By my last deposit, you will see how I am driven, and what a poor prisoner I am.—No regard had to my reputation. The whole matter is now before you. Can such measures be supposed to soften?—But surely they can only mean to try and frighten me into my brother's views!—All my hope is, to be able to weather this point till my cousin Morden comes from Florence; and he is soon expected: yet, if they are determined upon a short day, I doubt he will not be here in time enough to save me.

It is plain by my brother's letter, that my mother has not spared me, in the report she was pleased to make of the conference between herself and me: yet she was pleased to hint to me, that my brother had views which she would have had me try to disappoint. But indeed she had engaged to give a faithful account of what was to pass between herself and me: and it was, doubtless, much more eligible to give up a daughter, than to disoblige a husband, and every other person of the family.

They think they have done every thing by turning away my poor Hannah: but as long as the liberty of the garden, and my poultry-visits, are allowed me, they will be mistaken.

I asked Mrs. Betty, if she had any orders to watch or attend me; or whether I was to ask her leave whenever I should be disposed to walk in the garden, or to go feed my bantams?—Lord bless her! what could I mean by such a question! Yet she owned, that she had heard, that I was not to go into the garden, when my father, mother, or uncles were there.

However, as it behoved me to be assured on this head, I went down directly, and staid an hour, without question or impediment; and yet a good part of the time, I walked under and in sight, as I may say, of my brother's study window, where both he and my sister happened to be.

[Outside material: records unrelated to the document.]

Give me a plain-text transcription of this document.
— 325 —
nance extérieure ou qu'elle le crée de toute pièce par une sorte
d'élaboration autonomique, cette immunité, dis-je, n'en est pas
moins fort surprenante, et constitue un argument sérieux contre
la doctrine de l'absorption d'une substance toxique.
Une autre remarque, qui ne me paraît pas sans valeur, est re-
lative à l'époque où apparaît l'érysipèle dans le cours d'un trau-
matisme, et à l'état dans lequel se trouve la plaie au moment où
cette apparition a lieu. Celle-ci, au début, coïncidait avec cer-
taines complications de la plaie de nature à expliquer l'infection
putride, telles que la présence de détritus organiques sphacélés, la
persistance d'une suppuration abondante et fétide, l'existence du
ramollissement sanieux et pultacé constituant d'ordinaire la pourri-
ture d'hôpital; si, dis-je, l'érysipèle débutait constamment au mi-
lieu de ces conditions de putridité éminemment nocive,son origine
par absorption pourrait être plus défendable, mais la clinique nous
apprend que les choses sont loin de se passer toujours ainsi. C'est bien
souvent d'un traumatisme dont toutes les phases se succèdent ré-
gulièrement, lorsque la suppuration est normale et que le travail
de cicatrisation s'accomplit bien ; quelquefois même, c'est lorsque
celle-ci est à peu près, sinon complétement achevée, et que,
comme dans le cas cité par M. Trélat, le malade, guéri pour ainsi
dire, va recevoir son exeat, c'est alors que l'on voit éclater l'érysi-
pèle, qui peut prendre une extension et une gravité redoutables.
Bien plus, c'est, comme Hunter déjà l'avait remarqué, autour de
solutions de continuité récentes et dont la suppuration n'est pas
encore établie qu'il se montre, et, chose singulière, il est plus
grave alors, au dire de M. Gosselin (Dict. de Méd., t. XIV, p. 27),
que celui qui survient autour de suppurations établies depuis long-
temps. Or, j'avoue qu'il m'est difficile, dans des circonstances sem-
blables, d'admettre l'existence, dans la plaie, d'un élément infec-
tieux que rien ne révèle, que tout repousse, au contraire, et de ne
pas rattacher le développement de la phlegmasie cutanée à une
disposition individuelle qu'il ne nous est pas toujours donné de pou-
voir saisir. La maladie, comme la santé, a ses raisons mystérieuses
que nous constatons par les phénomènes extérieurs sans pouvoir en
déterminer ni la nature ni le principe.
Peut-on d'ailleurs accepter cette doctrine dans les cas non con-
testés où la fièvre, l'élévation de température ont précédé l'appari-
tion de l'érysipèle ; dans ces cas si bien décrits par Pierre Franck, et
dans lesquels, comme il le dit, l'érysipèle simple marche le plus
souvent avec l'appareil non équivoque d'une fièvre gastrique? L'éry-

And I am sure they saw me, by the loud mirth they affected, by way of insult, as I suppose.

So this part of my restraint was doubtless a stretch of the authority given him. The enforcing of that may perhaps come next. But I hope not.

TUESDAY NIGHT.

Since I wrote the above, I ventured to send a letter by Shorey to my mother. I desired her to give it into her own hand, when nobody was by.

I shall enclose a copy of it. You will see that I would have it thought, that now Hannah is gone, I have no way to correspond out of the house. I am far from thinking all I do right. I am afraid this is a little piece of art, that is not so. But this is an afterthought. The letter went first.